DOI: 10.1002/arch.70187 ISSN: 0739-4462

Proteome‐Wide Prediction of Putative Bemisia tabaci Effector Candidates and Transient Validation of BtApe‐Mediated Suppression of Tomato Immune Responses

Prakash Kolanchi, Murugan Marimuthu, Mohana Pradeep Rangaraj Kumar, Vamsi Nalam, Punya Nachappa

ABSTRACT

Phloem‐feeding insects such as aphids, planthoppers, and whiteflies use salivary proteins to aid feeding, adapt to hosts, and manipulate plant defenses, shaping a dynamic plant‐herbivore conflict. Among them, the sweet potato whitefly, Bemisia tabaci , is a major global pest that threatens food security by causing feeding damage and transmitting plant viruses. The salivary secretory proteins of B. tabaci remain poorly characterized. We conducted a proteome‐wide hypothesis‐based screening of the B. tabaci MEAM1/B‐biotype reference proteome using secretion, membrane‐topology, localization, and effector‐likelihood filters to prioritize candidate secreted proteins.

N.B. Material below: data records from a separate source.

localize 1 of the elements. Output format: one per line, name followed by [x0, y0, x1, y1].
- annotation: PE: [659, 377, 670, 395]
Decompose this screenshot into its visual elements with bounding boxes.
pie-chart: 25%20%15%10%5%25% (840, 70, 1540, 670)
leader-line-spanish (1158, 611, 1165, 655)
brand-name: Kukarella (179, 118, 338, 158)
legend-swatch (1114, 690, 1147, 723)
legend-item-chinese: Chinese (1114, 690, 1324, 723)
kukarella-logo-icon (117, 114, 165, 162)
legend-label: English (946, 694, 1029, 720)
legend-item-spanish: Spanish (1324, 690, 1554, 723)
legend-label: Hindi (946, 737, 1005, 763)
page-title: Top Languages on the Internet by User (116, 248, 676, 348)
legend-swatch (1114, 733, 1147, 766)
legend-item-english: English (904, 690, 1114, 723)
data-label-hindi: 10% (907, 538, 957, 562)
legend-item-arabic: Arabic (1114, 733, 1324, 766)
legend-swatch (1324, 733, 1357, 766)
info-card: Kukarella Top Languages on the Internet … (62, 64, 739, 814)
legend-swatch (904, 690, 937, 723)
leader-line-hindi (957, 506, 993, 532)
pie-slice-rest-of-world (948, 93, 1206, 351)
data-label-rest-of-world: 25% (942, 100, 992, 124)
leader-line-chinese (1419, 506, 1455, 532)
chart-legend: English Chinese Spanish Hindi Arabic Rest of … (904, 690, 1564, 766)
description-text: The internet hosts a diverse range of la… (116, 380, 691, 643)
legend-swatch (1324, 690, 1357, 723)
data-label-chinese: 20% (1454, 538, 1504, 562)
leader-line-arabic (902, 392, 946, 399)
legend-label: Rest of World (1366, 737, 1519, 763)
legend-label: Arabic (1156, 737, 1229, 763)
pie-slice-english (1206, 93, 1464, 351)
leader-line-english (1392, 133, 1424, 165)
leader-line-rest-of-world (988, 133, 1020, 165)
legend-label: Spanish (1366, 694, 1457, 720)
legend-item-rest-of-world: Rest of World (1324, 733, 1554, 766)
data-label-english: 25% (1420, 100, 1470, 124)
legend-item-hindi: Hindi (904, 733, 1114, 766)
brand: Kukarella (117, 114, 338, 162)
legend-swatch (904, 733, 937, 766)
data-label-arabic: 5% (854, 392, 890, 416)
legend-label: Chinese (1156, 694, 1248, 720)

Among 1404 proteins screened in EffectorP 3.0, 884 were identified as putative effector candidates and reported as computationally predicted rather than a validated effectorome. Most of these candidates were cytoplasmic (741), with fewer following the classical extracellular secretory pathway (143). Functional annotation showed strong enrichment of proteases (cathepsin B, cathepsin L, and serine proteases) and thioredoxin‐related proteins, some of which resemble proteins implicated in feeding systems among hemipteran insects, supporting their prioritization for validation. Protein‐association analyses highlighted protease‐related candidates as central predicted network hubs. Transient validation of one prioritized candidate, BtApe, showed attenuation of chitin‐associated oxidative staining and normalized defense‐marker responses in tomato, supporting BtApe as an immune‐modulatory candidate and defining a focused framework to validate salivary gland expression and secretion, as well as loss of function effects.